Avec un second album et une nouvelle tournée, c’est le temps de la confirmation pour The Dø. À l’occasion de l’exposition que leur consacre Marianne Maric à La Boutique, à Strasbourg, Olivia Merilahti et Dan Levy reviennent sur une méthode qui accorde sa place au visuel. |
Vous avez joué aux États-Unis en septembre, mais aussi au Canada, pouvez-vous nous parler de la réception de votre musique par le public nord-américain ?
Dan Levy : En jouant en Australie ou au Canada, on se rend compte que la France est un tout petit pays [rires]. C’est vrai qu’ici, on a rapidement fait le tour des salles. Un territoire comme les États-Unis nous offre un véritable champ d’action.
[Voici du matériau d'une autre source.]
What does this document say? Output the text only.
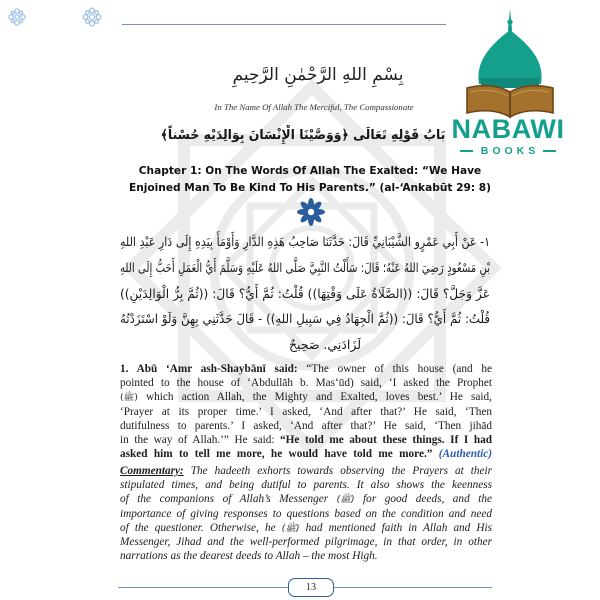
بِسْمِ اللهِ الرَّحْمٰنِ الرَّحِيمِ
In The Name Of Allah The Merciful, The Compassionate
بَابُ قَوْلِهِ تَعَالَى ﴿وَوَصَّيْنَا الْإِنْسَانَ بِوَالِدَيْهِ حُسْناً﴾
Chapter 1: On The Words Of Allah The Exalted: “We Have
Enjoined Man To Be Kind To His Parents.” (al-ʻAnkabūt 29: 8)
١- عَنْ أَبِي عَمْرٍو الشَّيْبَانِيِّ قَالَ: حَدَّثَنَا صَاحِبُ هَذِهِ الدَّارِ وَأَوْمَأَ بِيَدِهِ إِلَى دَارِ عَبْدِ اللهِ
بْنِ مَسْعُودٍ رَضِيَ اللهُ عَنْهُ؛ قَالَ: سَأَلْتُ النَّبِيَّ صَلَّى اللهُ عَلَيْهِ وَسَلَّمَ أَيُّ الْعَمَلِ أَحَبُّ إِلَى اللهِ
عَزَّ وَجَلَّ؟ قَالَ: ((الصَّلَاةُ عَلَى وَقْتِهَا)) قُلْتُ: ثُمَّ أَيُّ؟ قَالَ: ((ثُمَّ بِرُّ الْوَالِدَيْنِ))
قُلْتُ: ثُمَّ أَيُّ؟ قَالَ: ((ثُمَّ الْجِهَادُ فِي سَبِيلِ اللهِ)) - قَالَ حَدَّثَنِي بِهِنَّ وَلَوْ اسْتَزَدْتُهُ
لَزَادَنِي. صَحِيحٌ
1. Abū ʻAmr ash-Shaybānī said: “The owner of this house (and he
pointed to the house of ʻAbdullāh b. Masʻūd) said, ‘I asked the Prophet
(ﷺ) which action Allah, the Mighty and Exalted, loves best.’ He said,
‘Prayer at its proper time.’ I asked, ‘And after that?’ He said, ‘Then
dutifulness to parents.’ I asked, ‘And after that?’ He said, ‘Then jihād
in the way of Allah.’” He said: “He told me about these things. If I had
asked him to tell me more, he would have told me more.” (Authentic)
Commentary: The hadeeth exhorts towards observing the Prayers at their
stipulated times, and being dutiful to parents. It also shows the keenness
of the companions of Allah’s Messenger (ﷺ) for good deeds, and the
importance of giving responses to questions based on the condition and need
of the questioner. Otherwise, he (ﷺ) had mentioned faith in Allah and His
Messenger, Jihad and the well-performed pilgrimage, in that order, in other
narrations as the dearest deeds to Allah – the most High.
13
NABAWI
BOOKS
À l’étranger, le public nous a réservé d’excellentes surprises, à New York par exemple, ou encore à Los Angeles où les salles étaient combles.
Vous venez de publier votre nouvel EPK, Dust It Off, qui annonce un nouvel album. Cette publication provoque-t-elle un sentiment d’appréhension pour vous ?
D.L. : D’une manière générale, on se lance dans le vide même si nous avions publié un premier morceau sur facebook. Nous sommes en pleine période de répétitions avec beaucoup de changements ; désormais nous serons six à jouer sur scène, ce qui nous permet de prendre le contre-pied de notre première tournée. Nous pouvons aujourd’hui nous permettre d’être plus proches de notre album, de son esprit.
Votre second album sort en mars. Il confirme votre éclectisme…
Olivia Merilahti : Nous apprécions les grands écarts, tout en essayant d’être justes dans la représentation de ce que nous sommes. C’est un moyen de ne pas être catalogués : le public va découvrir de nouveaux arrangements et des couleurs sonores plus riches.
Les nouveaux titres que vous proposez semblent être dans la continuité de ce que vous avez fait jusqu’à présent, on ne ressent pas de rupture ou de virage radical mais toujours cet esprit pop, avant-gardiste, voire ethnique ou tribal.
D.L. : À l’affût des commentaires du public, nous avons pu lire tout et son contraire. Les avis sont partagés, certains parlent de « rupture totale », d’autres retrouvent bien notre esprit. Nous n’avions pas la volonté d’être exhaustifs dans les genres, on tient à garder une certaine liberté.
O.M. : C’est une manière de laisser beaucoup de place aux surprises.
Avez-vous découvert de nouvelles méthodes de composition ?
D.L. : À l’époque de A Mouthful, tout était très nouveau pour nous, nous avons enchainé les musiques de films, de spectacles de danse contemporaine, de théâtre. Pour le nouvel album, tout est allé beaucoup plus vite, nous savions vers quoi nous voulions nous diriger. Nous travaillons ensemble de la même manière, nous avons réalisé l’album de A à Z avec une plus grande expérience.
O.M. : … d’autant plus que nous avons pu, cette fois-ci, nous concentrer sur la réalisation de l’album sans nous laisser distraire par d’autres projets.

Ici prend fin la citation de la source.